Memory issues when checkpointing DMRG

I am crosschecking some of my VUMPS results with finite DMRG and I am having difficult storing the MPS so that I can restart the calculation (my cluster has a 24hr walltime, so this is essential).

I do not believe this has anything to do with issues about memory from older Julia versions, like mentioned here, as I use the heapsize keyword and implementing that same observer, which does not solve the problem.

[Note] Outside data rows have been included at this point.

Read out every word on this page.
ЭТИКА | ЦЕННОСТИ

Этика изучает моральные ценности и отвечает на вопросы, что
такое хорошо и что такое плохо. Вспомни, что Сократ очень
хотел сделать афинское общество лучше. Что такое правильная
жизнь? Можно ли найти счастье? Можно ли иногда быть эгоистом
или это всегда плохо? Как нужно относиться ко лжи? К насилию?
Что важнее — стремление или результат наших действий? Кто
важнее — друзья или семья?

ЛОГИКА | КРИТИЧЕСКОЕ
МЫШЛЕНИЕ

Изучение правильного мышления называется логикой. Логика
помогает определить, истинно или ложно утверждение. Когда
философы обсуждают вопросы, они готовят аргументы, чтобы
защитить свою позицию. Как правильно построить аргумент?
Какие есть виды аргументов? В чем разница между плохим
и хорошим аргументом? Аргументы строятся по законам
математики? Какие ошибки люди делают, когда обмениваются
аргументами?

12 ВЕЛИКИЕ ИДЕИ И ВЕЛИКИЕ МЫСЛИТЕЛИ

The way in which I am saving is based on this very helpful discussion. To be clear my code example is here

struct DMRGSaver <: AbstractObserver
  filepath::String
  checkpoint::String
end
function ITensorMPS.checkdone!(o::DMRGSaver; kwargs...)
  println("Energy per site = $(real(kwargs[:energy]) / length(siteinds(kwargs[:psi])))")
  attrs = Dict("ψ" => kwargs[:psi], "energy" => kwargs[:energy], "currentSweep" => kwargs[:sweep])
  GC.gc()
  save(o.checkpoint, attrs)
  attrs = 0
  GC.gc()

  return false
end

I have tried some naive things like suggesting GC and redefining the dictionary to zero to free memory, but that does not solve anything.

I am attaching an image of the memory usage over time. The .jld2 files are around 18GB, so it’s not unbelievable I would have memory issues, but with 200GB on a node, I am hoping I can find a way around this problem. I’m open to trying many things and happy to take suggestions if there’s something I’m doing incorrect.

Are you saying that if you don’t save the MPS to disk it doesn’t run out of memory, so you think saving to disk is somehow leading to using up more memory than you would hope/expect? I’m asking because I’m wondering why you are focusing on running the GC after saving the MPS to disk, usually the most memory is used during the Krylov update step of DMRG when it is contracting the environment with the 2-site wavefunction.

What kind of bond dimensions are you using? Are you sure that the DMRG calculation isn’t just using the memory of the node as expected based on the sizes of the MPS, environment, etc? Also have you tried using the write_when_maxdim_exceedsflag to write environment tensors to disk during the DMRG run to decrease memory usage?